Herr Präsident! Frau Staatsministerin! Kolleginnen und Kollegen! Liebes Sportdeutschland! Ja, es ist historisch, wie es der Kollege Mayer gesagt hat, was wir heute beschließen werden. Ein Sportfördergesetz wurde auf den Weg gebracht, und das nicht seit gestern. Ich nehme Sie mit zu Lake Placid, den Winterspielen 1980. Am 24. Februar wurde dort die olympische Flamme gelöscht. Zwei Tage später kam ich auf die Welt. Und was stand in der Zeitung? Da stand: Was ist los mit Sportdeutschland? Wir brauchen neue Förderungen. Was müssen wir bewegen?
46 Jahre später stehen wir hier und bringen jetzt auf den Weg, was wir in der letzten Legislatur gemeinsam angepackt haben: mit dem Sport zusammen, in vielen Arbeitsgruppen. Denn ein Sportfördergesetz macht man nicht allein, man macht es mit dem Sport zusammen. Kollegin Lugk hat es gesagt: Wir haben es gemeinsam auf den Weg gebracht. Jetzt wird es über die erste Ziellinie gebracht. Aber das ist noch nicht das Ende. Es gibt auch noch Änderungsbedarf. Da möchte ich einen großen Bayern zitieren, den Monaco Franze: A bisserl wos geht oiwei.
Dementsprechend werden wir uns zusammensetzen und das Gesetz weiterentwickeln.
Der Safe Sport Code war ein wichtiger Schritt. Wir haben 2026. Wir wollen Athletinnen und Athleten, die geschützt ihrer Arbeit nachgehen können. Und das ist ihre Arbeit. Deshalb denkt am Ersten Mai, dem Tag der Arbeit, bitte auch an unsere Athletinnen und Athleten.
Auch die Trainerinnen und Trainer werden unterstützt.

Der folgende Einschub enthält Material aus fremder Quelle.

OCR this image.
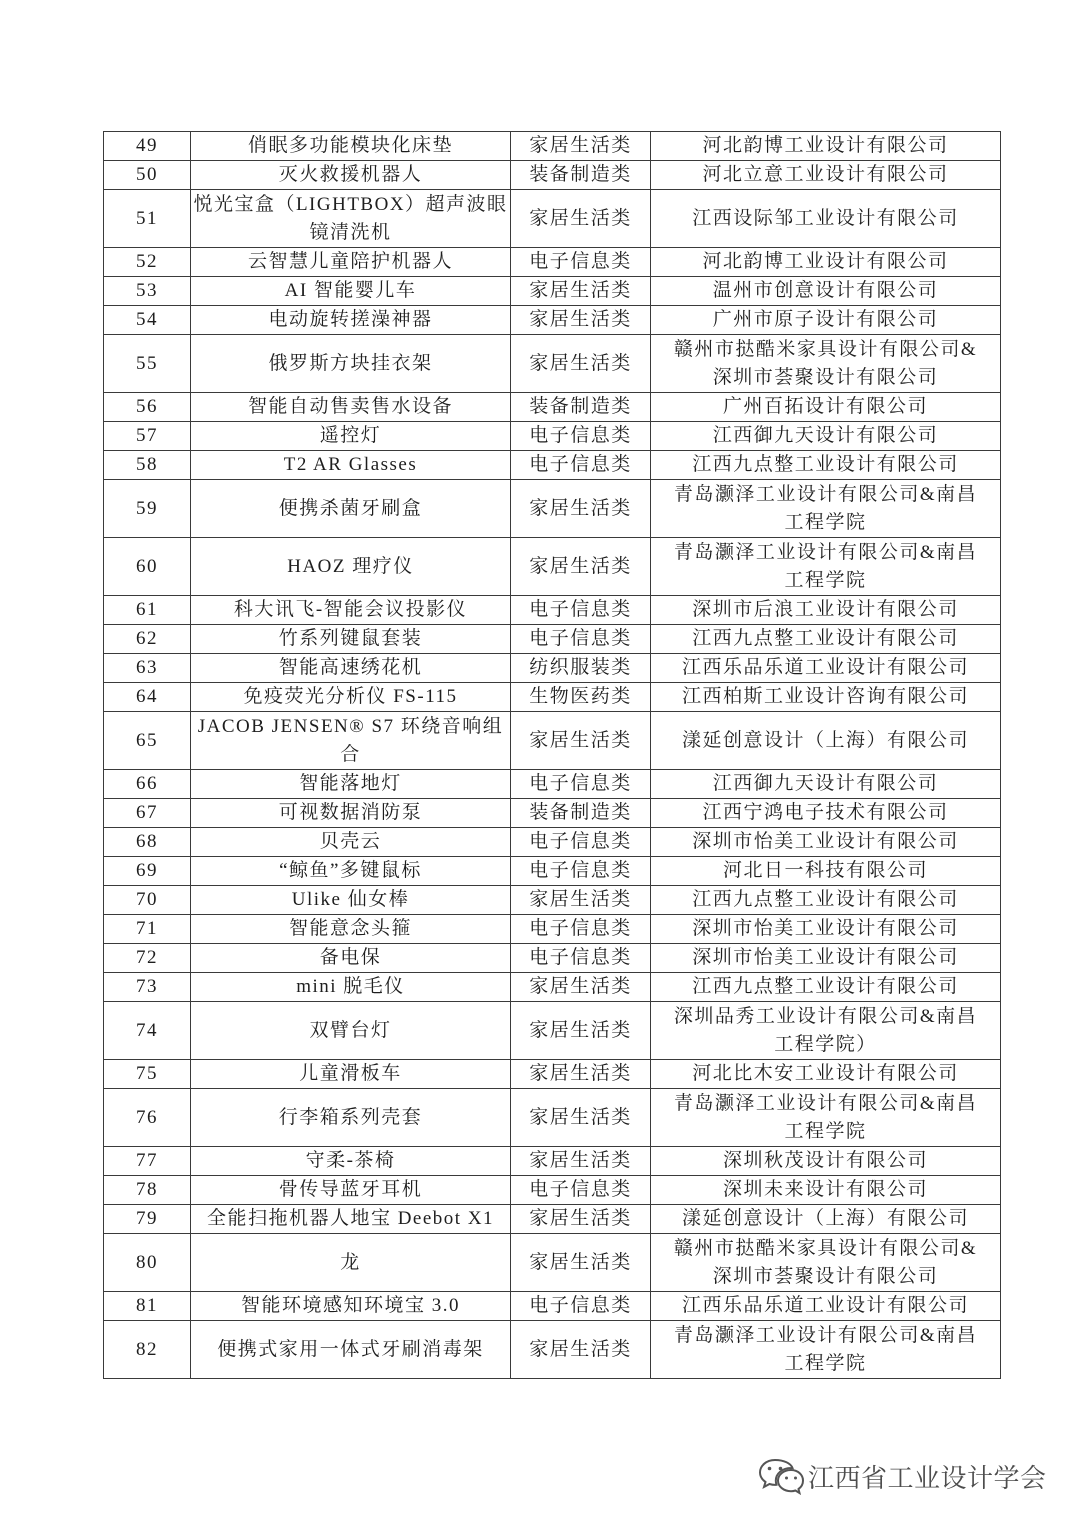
49	俏眠多功能模块化床垫	家居生活类	河北韵博工业设计有限公司
50	灭火救援机器人	装备制造类	河北立意工业设计有限公司
51	悦光宝盒（LIGHTBOX）超声波眼镜清洗机	家居生活类	江西设际邹工业设计有限公司
52	云智慧儿童陪护机器人	电子信息类	河北韵博工业设计有限公司
53	AI 智能婴儿车	家居生活类	温州市创意设计有限公司
54	电动旋转搓澡神器	家居生活类	广州市原子设计有限公司
55	俄罗斯方块挂衣架	家居生活类	赣州市挞酷米家具设计有限公司&深圳市荟聚设计有限公司
56	智能自动售卖售水设备	装备制造类	广州百拓设计有限公司
57	遥控灯	电子信息类	江西御九天设计有限公司
58	T2 AR Glasses	电子信息类	江西九点整工业设计有限公司
59	便携杀菌牙刷盒	家居生活类	青岛灏泽工业设计有限公司&南昌工程学院
60	HAOZ 理疗仪	家居生活类	青岛灏泽工业设计有限公司&南昌工程学院
61	科大讯飞-智能会议投影仪	电子信息类	深圳市后浪工业设计有限公司
62	竹系列键鼠套装	电子信息类	江西九点整工业设计有限公司
63	智能高速绣花机	纺织服装类	江西乐品乐道工业设计有限公司
64	免疫荧光分析仪 FS-115	生物医药类	江西柏斯工业设计咨询有限公司
65	JACOB JENSEN® S7 环绕音响组合	家居生活类	漾延创意设计（上海）有限公司
66	智能落地灯	电子信息类	江西御九天设计有限公司
67	可视数据消防泵	装备制造类	江西宁鸿电子技术有限公司
68	贝壳云	电子信息类	深圳市怡美工业设计有限公司
69	“鲸鱼”多键鼠标	电子信息类	河北日一科技有限公司
70	Ulike 仙女棒	家居生活类	江西九点整工业设计有限公司
71	智能意念头箍	电子信息类	深圳市怡美工业设计有限公司
72	备电保	电子信息类	深圳市怡美工业设计有限公司
73	mini 脱毛仪	家居生活类	江西九点整工业设计有限公司
74	双臂台灯	家居生活类	深圳品秀工业设计有限公司&南昌工程学院）
75	儿童滑板车	家居生活类	河北比木安工业设计有限公司
76	行李箱系列壳套	家居生活类	青岛灏泽工业设计有限公司&南昌工程学院
77	守柔-茶椅	家居生活类	深圳秋茂设计有限公司
78	骨传导蓝牙耳机	电子信息类	深圳未来设计有限公司
79	全能扫拖机器人地宝 Deebot X1	家居生活类	漾延创意设计（上海）有限公司
80	龙	家居生活类	赣州市挞酷米家具设计有限公司&深圳市荟聚设计有限公司
81	智能环境感知环境宝 3.0	电子信息类	江西乐品乐道工业设计有限公司
82	便携式家用一体式牙刷消毒架	家居生活类	青岛灏泽工业设计有限公司&南昌工程学院
江西省工业设计学会
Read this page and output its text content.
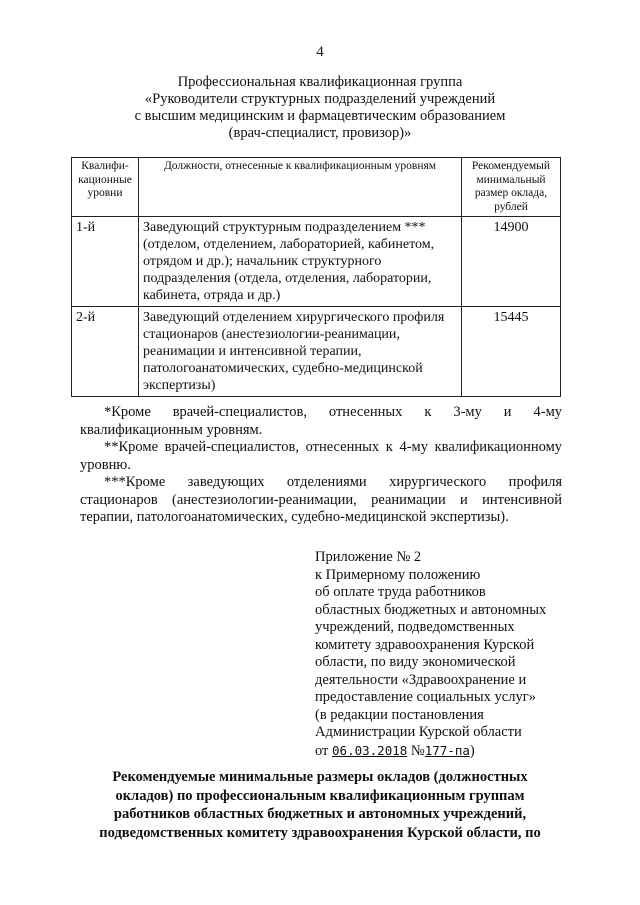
4
Профессиональная квалификационная группа
«Руководители структурных подразделений учреждений
с высшим медицинским и фармацевтическим образованием
(врач-специалист, провизор)»
Квалифи-кационные уровни	Должности, отнесенные к квалификационным уровням	Рекомендуемый минимальный размер оклада, рублей
1-й	Заведующий структурным подразделением *** (отделом, отделением, лабораторией, кабинетом, отрядом и др.); начальник структурного подразделения (отдела, отделения, лаборатории, кабинета, отряда и др.)	14900
2-й	Заведующий отделением хирургического профиля стационаров (анестезиологии-реанимации, реанимации и интенсивной терапии, патологоанатомических, судебно-медицинской экспертизы)	15445

*Кроме врачей-специалистов, отнесенных к 3-му и 4-му квалификационным уровням.

**Кроме врачей-специалистов, отнесенных к 4-му квалификационному уровню.

***Кроме заведующих отделениями хирургического профиля стационаров (анестезиологии-реанимации, реанимации и интенсивной терапии, патологоанатомических, судебно-медицинской экспертизы).

Приложение № 2
к Примерному положению
об оплате труда работников
областных бюджетных и автономных
учреждений, подведомственных
комитету здравоохранения Курской
области, по виду экономической
деятельности «Здравоохранение и
предоставление социальных услуг»
(в редакции постановления
Администрации Курской области
от 06.03.2018 №177-па)
Рекомендуемые минимальные размеры окладов (должностных
окладов) по профессиональным квалификационным группам
работников областных бюджетных и автономных учреждений,
подведомственных комитету здравоохранения Курской области, по
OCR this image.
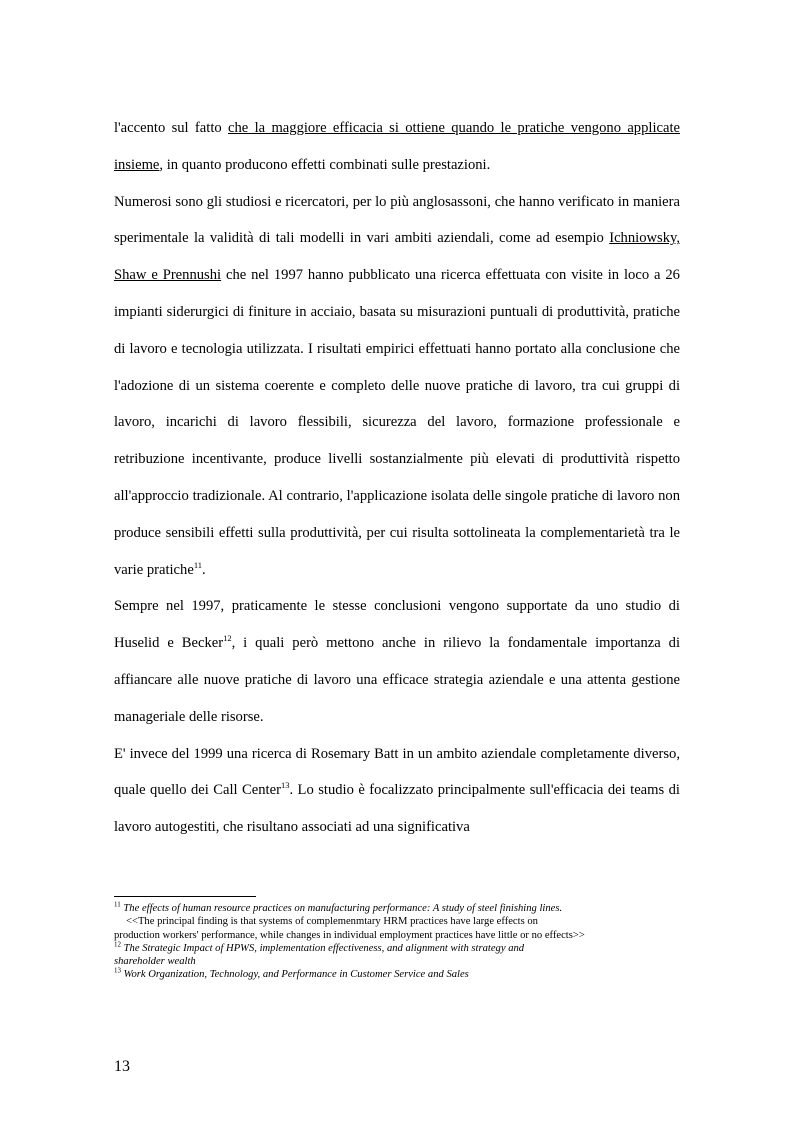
l'accento sul fatto che la maggiore efficacia si ottiene quando le pratiche vengono applicate insieme, in quanto producono effetti combinati sulle prestazioni.

Numerosi sono gli studiosi e ricercatori, per lo più anglosassoni, che hanno verificato in maniera sperimentale la validità di tali modelli in vari ambiti aziendali, come ad esempio Ichniowsky, Shaw e Prennushi che nel 1997 hanno pubblicato una ricerca effettuata con visite in loco a 26 impianti siderurgici di finiture in acciaio, basata su misurazioni puntuali di produttività, pratiche di lavoro e tecnologia utilizzata. I risultati empirici effettuati hanno portato alla conclusione che l'adozione di un sistema coerente e completo delle nuove pratiche di lavoro, tra cui gruppi di lavoro, incarichi di lavoro flessibili, sicurezza del lavoro, formazione professionale e retribuzione incentivante, produce livelli sostanzialmente più elevati di produttività rispetto all'approccio tradizionale. Al contrario, l'applicazione isolata delle singole pratiche di lavoro non produce sensibili effetti sulla produttività, per cui risulta sottolineata la complementarietà tra le varie pratiche$^{11}$.

Sempre nel 1997, praticamente le stesse conclusioni vengono supportate da uno studio di Huselid e Becker$^{12}$, i quali però mettono anche in rilievo la fondamentale importanza di affiancare alle nuove pratiche di lavoro una efficace strategia aziendale e una attenta gestione manageriale delle risorse.

E' invece del 1999 una ricerca di Rosemary Batt in un ambito aziendale completamente diverso, quale quello dei Call Center$^{13}$. Lo studio è focalizzato principalmente sull'efficacia dei teams di lavoro autogestiti, che risultano associati ad una significativa

$^{11}$ The effects of human resource practices on manufacturing performance: A study of steel finishing lines.
<<The principal finding is that systems of complemenmtary HRM practices have large effects on
production workers' performance, while changes in individual employment practices have little or no effects>>

$^{12}$ The Strategic Impact of HPWS, implementation effectiveness, and alignment with strategy and
shareholder wealth

$^{13}$ Work Organization, Technology, and Performance in Customer Service and Sales

13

Und wir müssen sie bei uns im Land halten, damit unser Nachwuchs die Chance hat, die besten Trainerinnen und Trainer zu bekommen.
Genauso ist es mit der Sportwissenschaft. Die Sportwissenschaft bringt uns nach vorne; auch die muss unterstützt werden. Deswegen muss der Sport hier zusammenarbeiten. Das wird mit diesem Sportfördergesetz umgesetzt. Deswegen werden wir ihm auch zustimmen.
Auch die Spitzensport-Agentur ist ein wichtiger Apparat der Lenkung.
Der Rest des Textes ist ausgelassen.